First-line treatment for the mental health sequalae of adverse childhood experiences includes a combination of trauma-focused psychotherapy and medications. Cognitive behavior therapy has the most evidence of benefit.12 It aims to modify problematic patterns of thinking and behavior by addressing negative or irrational beliefs. Cognitive behavior therapy has been shown to improve symptoms of depression and PTSD, to reduce risky behaviors, and to foster healthier responses to future adverse events.12 Cognitive processing therapy, which helps patients learn how to modify and challenge unhelpful beliefs related to trauma, can also help adults with a history of childhood physical or sexual abuse. Cognitive processing therapy has evidence for reducing symptoms of PTSD, depression, anxiety, shame, and guilt.13–15 Cognitive behavior therapy and cognitive processing therapy can be delivered individually or in group settings. Availability of these services can be a challenge based on the number of credentialed therapists, expense, and disparities in accessing face-to-face therapy for some underserved and under-resourced rural and low-income communities.
Serotonin reuptake inhibitors are a reasonable first-line medication if symptoms warrant.16 There are fewer studies assessing the effectiveness of serotonin-norepinephrine reuptake inhibitors. Prazosin (Minipress) is recommended for patients with significant sleep disturbance, including nightmares.17 Randomized clinical trials provide some evidence of effectiveness for second-generation antipsychotics (as monotherapy or augmenting serotonin reuptake inhibitors).18 If effective, medications should be continued for at least six to 12 months to prevent relapse or recurrence.

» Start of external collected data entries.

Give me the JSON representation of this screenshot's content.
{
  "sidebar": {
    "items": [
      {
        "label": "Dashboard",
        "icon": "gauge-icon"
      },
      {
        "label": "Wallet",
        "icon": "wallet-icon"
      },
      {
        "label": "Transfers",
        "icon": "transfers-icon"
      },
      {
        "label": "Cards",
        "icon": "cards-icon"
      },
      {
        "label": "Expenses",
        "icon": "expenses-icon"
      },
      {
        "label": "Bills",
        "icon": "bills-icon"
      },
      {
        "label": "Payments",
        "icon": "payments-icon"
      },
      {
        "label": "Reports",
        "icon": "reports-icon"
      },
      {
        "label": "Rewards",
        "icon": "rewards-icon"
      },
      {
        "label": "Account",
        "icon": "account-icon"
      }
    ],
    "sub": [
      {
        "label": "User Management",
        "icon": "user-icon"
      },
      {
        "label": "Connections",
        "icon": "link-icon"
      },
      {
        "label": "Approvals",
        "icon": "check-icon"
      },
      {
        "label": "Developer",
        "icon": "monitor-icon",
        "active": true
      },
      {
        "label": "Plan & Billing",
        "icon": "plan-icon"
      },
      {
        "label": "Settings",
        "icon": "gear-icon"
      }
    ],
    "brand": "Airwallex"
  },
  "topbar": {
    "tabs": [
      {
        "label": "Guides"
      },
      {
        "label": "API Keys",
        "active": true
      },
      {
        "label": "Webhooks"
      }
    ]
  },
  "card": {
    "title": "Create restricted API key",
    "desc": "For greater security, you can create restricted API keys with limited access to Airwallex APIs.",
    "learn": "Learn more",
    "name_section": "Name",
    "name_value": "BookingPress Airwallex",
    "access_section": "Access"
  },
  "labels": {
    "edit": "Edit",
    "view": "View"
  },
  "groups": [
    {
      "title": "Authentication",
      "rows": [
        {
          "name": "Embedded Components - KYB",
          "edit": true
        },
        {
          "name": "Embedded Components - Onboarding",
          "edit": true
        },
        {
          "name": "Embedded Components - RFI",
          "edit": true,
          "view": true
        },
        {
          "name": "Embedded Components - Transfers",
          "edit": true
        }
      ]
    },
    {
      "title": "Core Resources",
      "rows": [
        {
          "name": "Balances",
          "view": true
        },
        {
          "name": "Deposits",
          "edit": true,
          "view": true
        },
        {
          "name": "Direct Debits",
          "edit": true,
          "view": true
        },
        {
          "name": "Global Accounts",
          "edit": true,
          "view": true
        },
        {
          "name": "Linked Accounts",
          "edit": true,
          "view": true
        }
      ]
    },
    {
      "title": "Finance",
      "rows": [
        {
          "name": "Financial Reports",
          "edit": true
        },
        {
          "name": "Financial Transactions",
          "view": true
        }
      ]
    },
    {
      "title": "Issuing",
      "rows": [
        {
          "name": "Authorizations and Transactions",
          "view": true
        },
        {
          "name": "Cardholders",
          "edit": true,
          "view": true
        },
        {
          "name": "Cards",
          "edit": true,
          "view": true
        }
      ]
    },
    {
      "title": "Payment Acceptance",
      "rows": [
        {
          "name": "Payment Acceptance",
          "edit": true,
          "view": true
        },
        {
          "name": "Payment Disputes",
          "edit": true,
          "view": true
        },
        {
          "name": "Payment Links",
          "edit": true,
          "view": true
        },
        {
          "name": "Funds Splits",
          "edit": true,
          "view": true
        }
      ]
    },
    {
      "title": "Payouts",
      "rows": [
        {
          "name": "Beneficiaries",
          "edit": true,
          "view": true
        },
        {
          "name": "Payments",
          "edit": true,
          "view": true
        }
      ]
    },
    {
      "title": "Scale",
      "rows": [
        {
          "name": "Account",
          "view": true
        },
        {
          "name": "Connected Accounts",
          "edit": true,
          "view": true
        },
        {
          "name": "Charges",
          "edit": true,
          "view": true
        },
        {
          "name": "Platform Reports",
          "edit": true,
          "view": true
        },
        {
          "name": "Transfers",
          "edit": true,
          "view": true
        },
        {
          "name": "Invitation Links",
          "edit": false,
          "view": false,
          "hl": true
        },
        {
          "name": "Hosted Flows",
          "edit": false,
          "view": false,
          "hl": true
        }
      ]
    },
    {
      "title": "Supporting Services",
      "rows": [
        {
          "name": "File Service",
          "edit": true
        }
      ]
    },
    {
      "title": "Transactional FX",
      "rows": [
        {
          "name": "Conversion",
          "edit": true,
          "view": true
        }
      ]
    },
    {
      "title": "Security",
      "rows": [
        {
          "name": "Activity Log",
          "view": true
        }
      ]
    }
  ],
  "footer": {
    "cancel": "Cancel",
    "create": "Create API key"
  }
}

PREVENTING ADVERSE CHILDHOOD EXPERIENCES
Adverse childhood experiences can be prevented by supporting safe, stable, and nurturing relationships and environments.6 Strategies to build these relationships and environments include home visits for pregnant women and families, new parent training programs (especially for teens), intimate partner violence prevention by teaching healthy and safe relationship skills, teen pregnancy prevention programs, mental health and substance abuse treatment, high-quality child care, and income support for lower income families. Family physicians can play an important role by identifying patients who would benefit from programs to prevent adverse childhood experiences and by advocating for their community to build and maintain necessary supports and services.
APPROACH TO CARE
Physicians are encouraged to discuss adverse childhood experience–related concerns with patients in a timely fashion, using similar principles as those that apply to trauma-informed care.19 Providing sensitive and responsive care to the patient in the case scenario requires the use of empathic listening, reflection, and a nonjudgmental and supportive stance and allowing the patient to disclose at her own pace. Maintaining confidentiality is essential, especially because the alleged abuser may also be a patient. Addressing adverse childhood experiences can be difficult, and collaboration with a multidisciplinary team is important. Finally, safety, crisis planning, pharmacotherapy, and/or a referral to a mental health specialist may be warranted. Family physicians are well poised to help identify, treat, and prevent adverse childhood experiences. Doing so can improve the health and well-being of their patients and community.